FIGURE 6. Technical concerns in derivedness tree inference. (A) Read depth control. (i) In the tree inferred from 10 M-controlled expression data, the range of derivedness indices significantly increased in some species (Gg, Mm, Ol, Ci, Bf, and Oj). (B) Comparison of TruSeq and Quartz-Seq datasets. (i) The samples of early development in mouse (shaded in blue) and all samples of sea cucumber (not shown) were collected by Quartz-seq. (ii) Removing the Quartz-seq samples changed the tree topology inside the mouse clade.
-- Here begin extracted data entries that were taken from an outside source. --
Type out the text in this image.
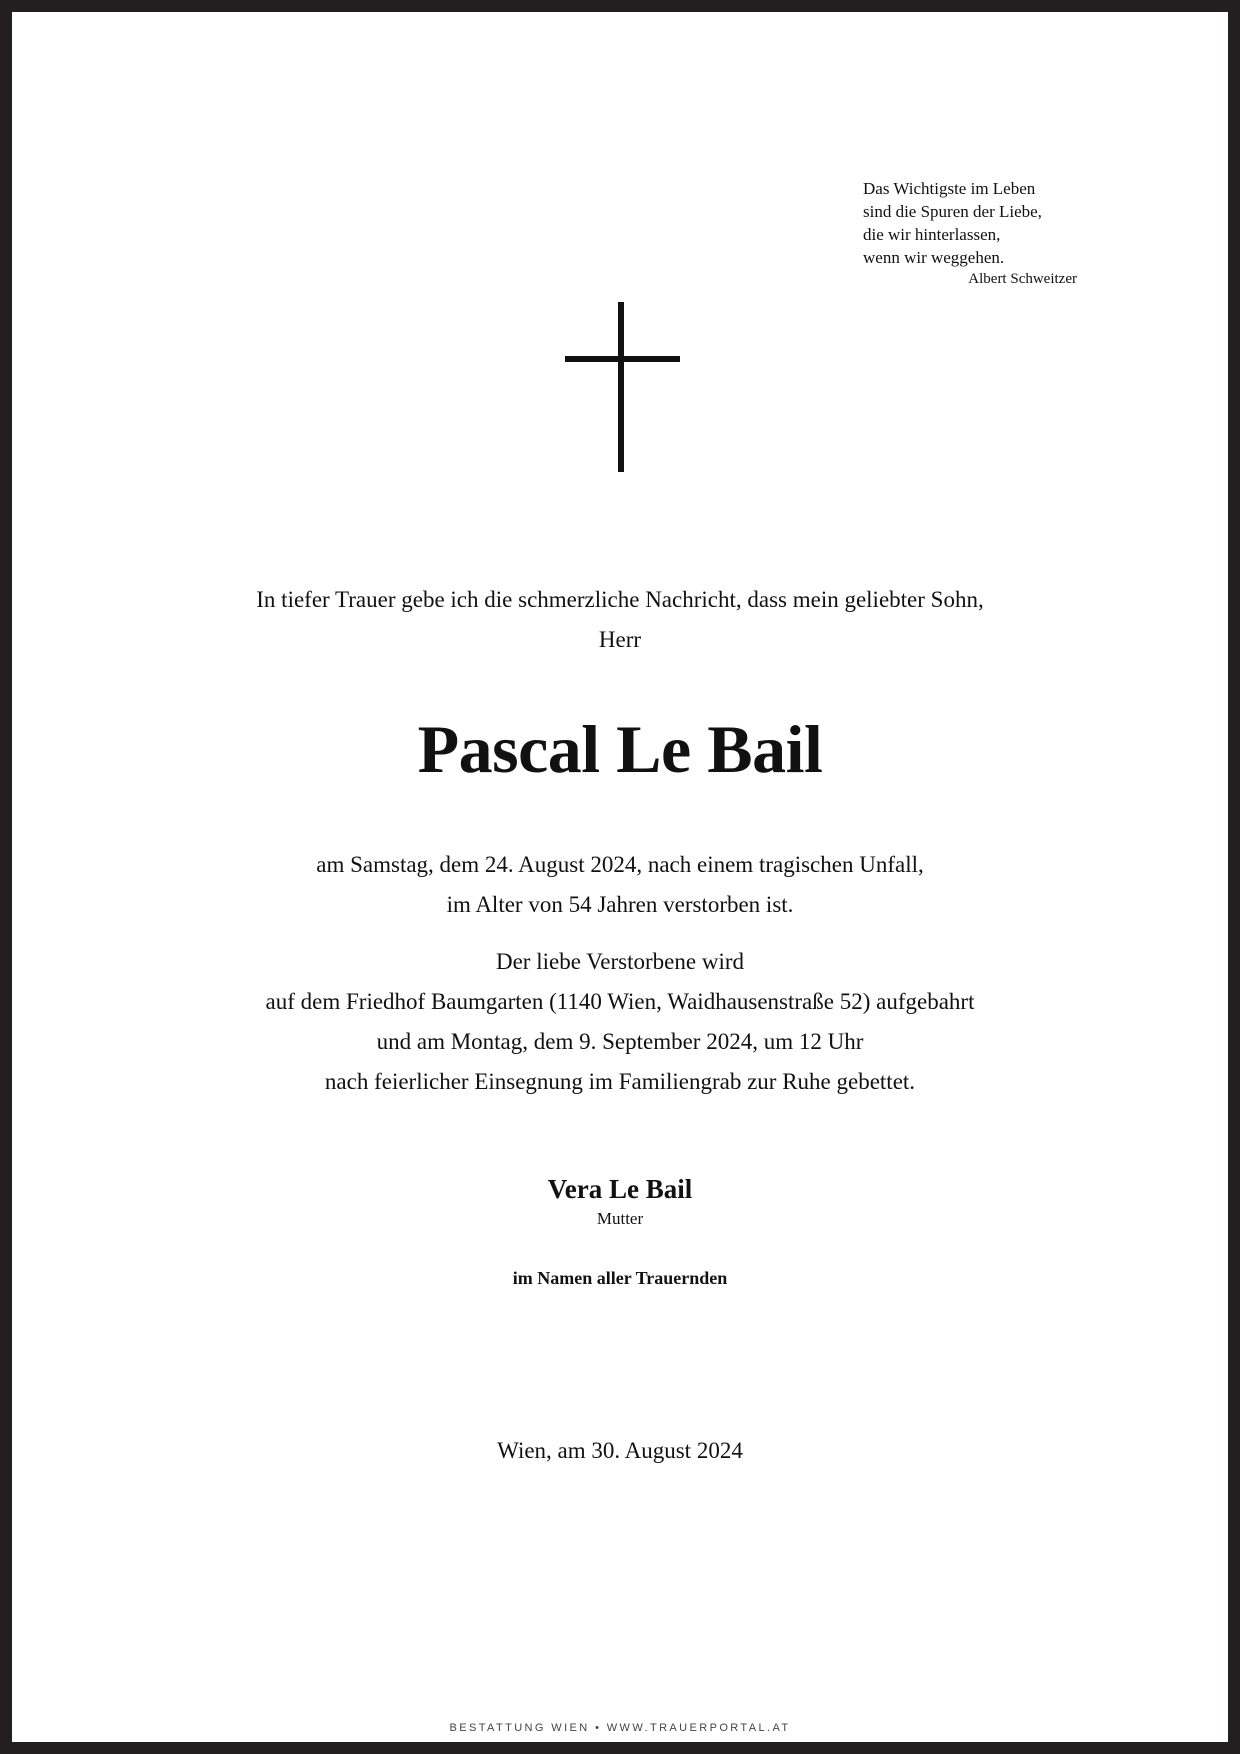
Das Wichtigste im Leben
sind die Spuren der Liebe,
die wir hinterlassen,
wenn wir weggehen.
Albert Schweitzer
In tiefer Trauer gebe ich die schmerzliche Nachricht, dass mein geliebter Sohn,
Herr
Pascal Le Bail
am Samstag, dem 24. August 2024, nach einem tragischen Unfall,
im Alter von 54 Jahren verstorben ist.
Der liebe Verstorbene wird
auf dem Friedhof Baumgarten (1140 Wien, Waidhausenstraße 52) aufgebahrt
und am Montag, dem 9. September 2024, um 12 Uhr
nach feierlicher Einsegnung im Familiengrab zur Ruhe gebettet.
Vera Le Bail
Mutter
im Namen aller Trauernden
Wien, am 30. August 2024
BESTATTUNG WIEN • WWW.TRAUERPORTAL.AT
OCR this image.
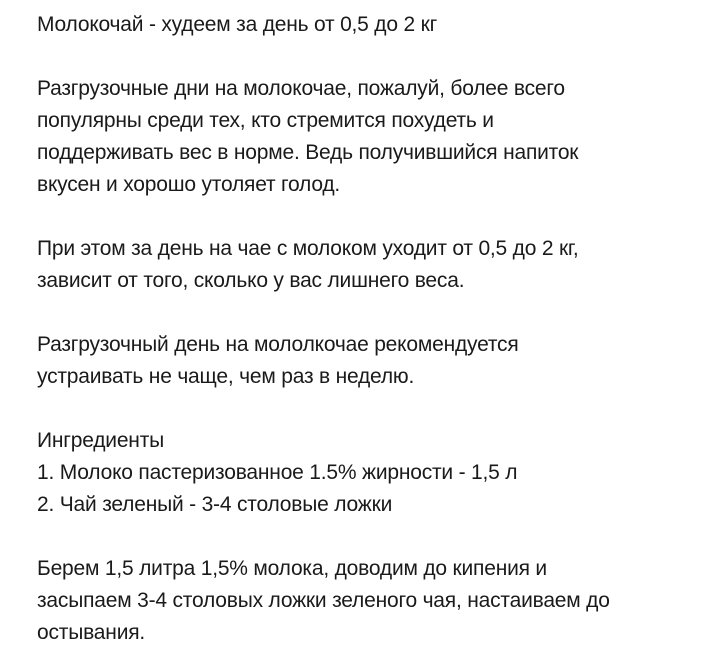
Молокочай - худеем за день от 0,5 до 2 кг
Разгрузочные дни на молокочае, пожалуй, более всего
популярны среди тех, кто стремится похудеть и
поддерживать вес в норме. Ведь получившийся напиток
вкусен и хорошо утоляет голод.
При этом за день на чае с молоком уходит от 0,5 до 2 кг,
зависит от того, сколько у вас лишнего веса.
Разгрузочный день на мололкочае рекомендуется
устраивать не чаще, чем раз в неделю.
Ингредиенты
1. Молоко пастеризованное 1.5% жирности - 1,5 л
2. Чай зеленый - 3-4 столовые ложки
Берем 1,5 литра 1,5% молока, доводим до кипения и
засыпаем 3-4 столовых ложки зеленого чая, настаиваем до
остывания.
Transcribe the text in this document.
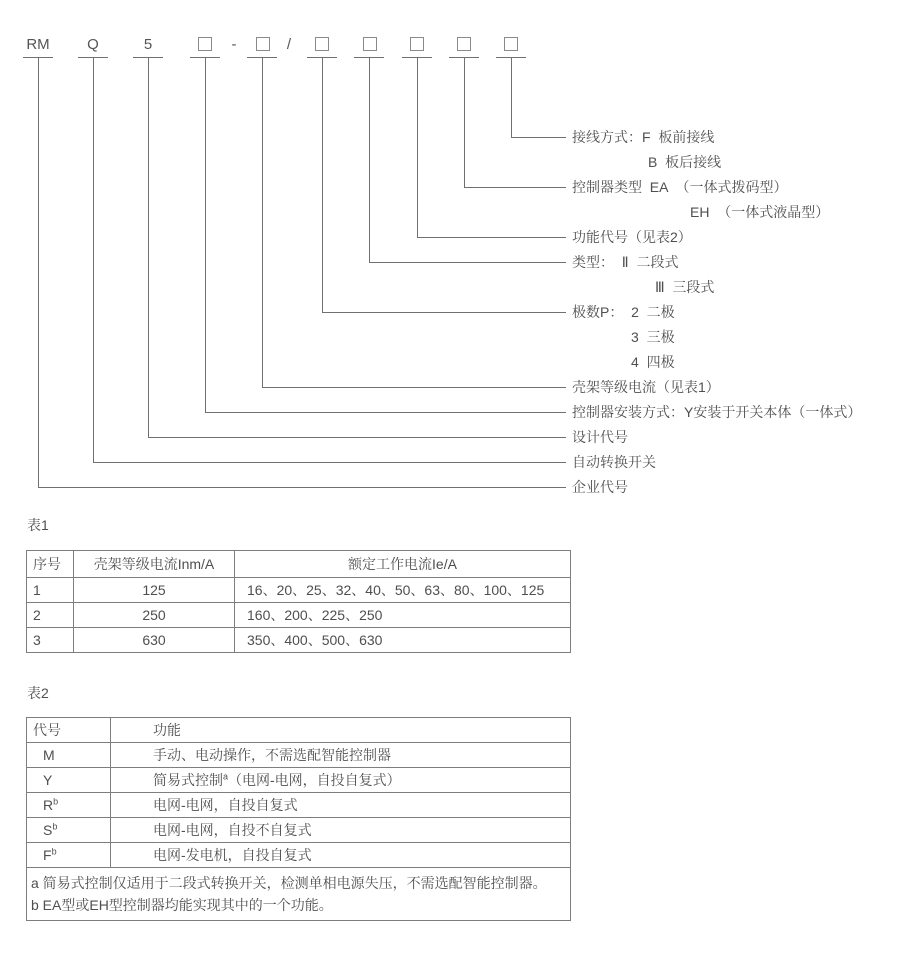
RM	Q	5	-	/
接线方式：F  板前接线
B  板后接线
控制器类型  EA  （一体式拨码型）
EH  （一体式液晶型）
功能代号（见表2）
类型：  Ⅱ  二段式
Ⅲ  三段式
极数P：  2  二极
3  三极
4  四极
壳架等级电流（见表1）
控制器安装方式：Y安装于开关本体（一体式）
设计代号
自动转换开关
企业代号
表1
序号	壳架等级电流Inm/A	额定工作电流Ie/A
1	125	16、20、25、32、40、50、63、80、100、125
2	250	160、200、225、250
3	630	350、400、500、630
表2
代号	功能
M	手动、电动操作，不需选配智能控制器
Y	简易式控制$^a$（电网-电网，自投自复式）
$R^b$	电网-电网，自投自复式
$S^b$	电网-电网，自投不自复式
$F^b$	电网-发电机，自投自复式

a 简易式控制仅适用于二段式转换开关，检测单相电源失压，不需选配智能控制器。
b EA型或EH型控制器均能实现其中的一个功能。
The least derived stage became E9.5. (iii) After removing the Quartz-seq samples, the range of derivedness indices for most species were not greatly affected, not influencing the conclusions we drew in the previous sessions. (iv–v) Tree with all original samples and the new samples to compare TruSeq & Quartz-seq datasets. Unexpectedly, the samples tend to cluster by protocols rather than by stages or biological replicates. This tendency is stronger in (v) where the E9.0 TruSeq samples were omitted, while the E15.5 Quartz-seq and Tru-Seq samples still did not cluster together. Samples from the same starting total RNA but by different protocols (such as E15.5_Tru_1 and E15.5_Qua_1) did not cluster together either. (Shaded in orange: E9.0 by Quartz-seq; green: E9.0 by TruSeq; pink: E15.5 by Quartz-seq; purple: E15.5 by TruSeq; yellow: E9.0 and E15.5 by TruSeq from the published dataset). For (A-i), (A-ii), and (B-iii), Mann–Whitney–Wilcoxon test was performed (*: p < 0.05; **: p < 0.01; ***: p < 0.001; ****: p < 0.0001; ns: p > 0.05).